In 1979 protests in Iran break out over the countries leadership, forcing violent attacks on the US embassy. Six Americans in the embassy manage to flee and take refuge in a house of Canadian ambassador Ken Taylor (Victor Garber). Yet it becomes increasingly likely that their faces are going to be recognised and they'll be tracked down. The CIA decides that they must come up with a plan to try and rescue these people. Enter Tony Mendez (Ben Affleck), a burnt-out agent who is isolated from his family, including his young son. Offset by the CIA's incompetence, Mendez hatches his own rescue plan: to pitch a fake movie, pretend to shoot it in Iran and have the six hostages pose as a film crew to transport them secretly out of the country. He has the support of his fellow agent Jack O'Donnell (Bryan Cranston) but needs proper film aid. This comes in the form of crabby film producer Lester Siegel (Alan Arkin) and makeup artist John Chambers (John Goodman), who supply a script for a science fiction film called "Argo" as their cover. Travelling into the hostility of Iran, Mendez must convince the six embassy workers of their new roles and help them memorise their fake identities.
Argo is Ben Affleck's third film as an actor turned director and arguably his most important. The film is based on a true story, however unlikely, but contains uncanny modern day parallels. The recent attack on a US embassy in Libya, for example, is a frightening coincidence. But the movie is also founded in a deep political subtext about the way that global events are fictionalised and increasingly detached from the truth and the reality. That's what sparked the involvement of producers George Clooney and Grant Heslov, who worked together on Good Night and Good Luck (2005). Clooney is an outspoken liberal in Hollywood and has been deeply critical of both the War on Terror and the Bush administration. Prior to invading Iraq, he compared the Bush government to mobsters from The Sopranos.
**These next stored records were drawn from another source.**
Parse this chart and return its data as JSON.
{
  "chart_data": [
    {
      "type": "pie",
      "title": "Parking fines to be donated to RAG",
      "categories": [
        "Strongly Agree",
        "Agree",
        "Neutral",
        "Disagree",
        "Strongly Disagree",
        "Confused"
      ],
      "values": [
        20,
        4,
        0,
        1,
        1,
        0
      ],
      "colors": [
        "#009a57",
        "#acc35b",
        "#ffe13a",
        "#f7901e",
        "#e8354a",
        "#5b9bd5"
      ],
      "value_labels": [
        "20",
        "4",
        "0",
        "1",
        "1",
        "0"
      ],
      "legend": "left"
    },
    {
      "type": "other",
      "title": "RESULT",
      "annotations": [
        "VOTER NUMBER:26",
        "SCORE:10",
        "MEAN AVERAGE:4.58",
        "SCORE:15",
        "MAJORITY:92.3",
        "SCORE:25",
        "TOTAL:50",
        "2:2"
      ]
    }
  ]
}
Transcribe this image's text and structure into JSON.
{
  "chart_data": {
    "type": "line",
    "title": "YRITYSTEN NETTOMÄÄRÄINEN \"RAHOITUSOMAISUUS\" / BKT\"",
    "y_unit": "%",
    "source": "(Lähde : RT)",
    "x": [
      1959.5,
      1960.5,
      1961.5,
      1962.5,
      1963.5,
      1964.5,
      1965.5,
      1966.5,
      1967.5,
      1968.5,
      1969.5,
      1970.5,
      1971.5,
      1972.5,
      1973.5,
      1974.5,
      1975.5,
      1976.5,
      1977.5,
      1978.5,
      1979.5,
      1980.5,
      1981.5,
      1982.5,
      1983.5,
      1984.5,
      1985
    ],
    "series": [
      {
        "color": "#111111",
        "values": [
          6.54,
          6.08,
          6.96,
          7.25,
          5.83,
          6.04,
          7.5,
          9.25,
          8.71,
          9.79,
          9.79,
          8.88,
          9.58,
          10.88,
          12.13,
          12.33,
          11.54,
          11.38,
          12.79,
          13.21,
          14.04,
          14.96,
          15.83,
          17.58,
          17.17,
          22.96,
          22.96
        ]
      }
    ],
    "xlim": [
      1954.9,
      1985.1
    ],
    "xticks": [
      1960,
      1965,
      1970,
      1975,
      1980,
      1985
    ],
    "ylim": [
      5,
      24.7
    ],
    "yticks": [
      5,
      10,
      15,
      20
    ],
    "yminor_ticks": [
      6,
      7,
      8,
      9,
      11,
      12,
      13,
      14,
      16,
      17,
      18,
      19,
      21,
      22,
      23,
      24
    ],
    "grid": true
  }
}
But wisely, Argo doesn't draw direct parallels to Iraq. How could it? Instead, it's conscious of the way that political events, especially through cinema, are distorted and fabricated. The film is surprisingly self-critical in that regard, but well-equipped to pose moral questions that subvert the formula of its subgenre and Hollywood's general aversion to authenticity. The film's characters are forced to ask whether a plan as silly as this is an appropriate solution and whether they should be playing make-believe when people are being publicly strung up and executed. "This is the best bad idea we have", O'Donnell announces. Structurally, the film does possess a conventional framework, with Acts 1, 2 and 3 unfolding as you remember them, but the scenes are deliberately infused with ongoing sparring session between fiction and reality. Look at the opening prologue that summarises the political context, leading to the riots. Affleck uses the format of a comic book panel to outline the tension. He then intercuts between real footage and his own reenactment. The effect is seamless and masterfully handled: the political back-story is recounted factually, but with visibly fabricated edges, only for the reality and the dramatisation to become deliberately opaque. Problematising their inseparability, Affleck affirms cinemas collision with non-fiction, revealing his own film to be a highly stylised account of the crisis.
The meta layers of Chris Terrio's excellent script also provide the most enjoyable and funny parts of the movie: the admission that Hollywood is a place of huge egos, and the bigger the lie, the bigger the profit. The humour in the movie scenes is set at the right pitch by experienced, charismatic actors, especially Arkin, who know how to control the deftness of the lines. The wit is dry and self-depreciating but not overly broad that it ever slips into self-parody or silliness. When Goodman's character is asked about a film and who the disappointed target audience will be this time he says: "People with eyes". And frankly, in a time where clever dialogue is being steadily replaced by boring exposition, like in video games, isn't it refreshing to hear dialogue so witty that it obtains almost a lyrical quality? Anticipating any jarring tonal shifts, Affleck juxtaposes the mood between two locations: we see the silly movie costumes of a robot and a space monster contrasted against the Iranian household: the framing is tighter, more intensified and the colour filters grainier as to express the increasing tension levels. Hollywood seems a lot more superficial from that angle. If there are any hiccups, they occur late in the second half where the pacing begins to dip slightly, when Arkin and Goodman disappear briefly, but only for the movie to hit top flight again with an unbearably tense climax. The editing in this final sequence, and the relationship between scenes, as characters rely sometimes unknowingly on each other and sheer luck, is handled with an astonishing level of confidence. If the film's structure does seem overly familiar, its rare quality is that the filmmakers understand that their work is a more sophisticated brand of fiction; compared to what really happened and how continually artificial movies are in relation to the real world. How often can you say that a Hollywood film and its director are this humble either?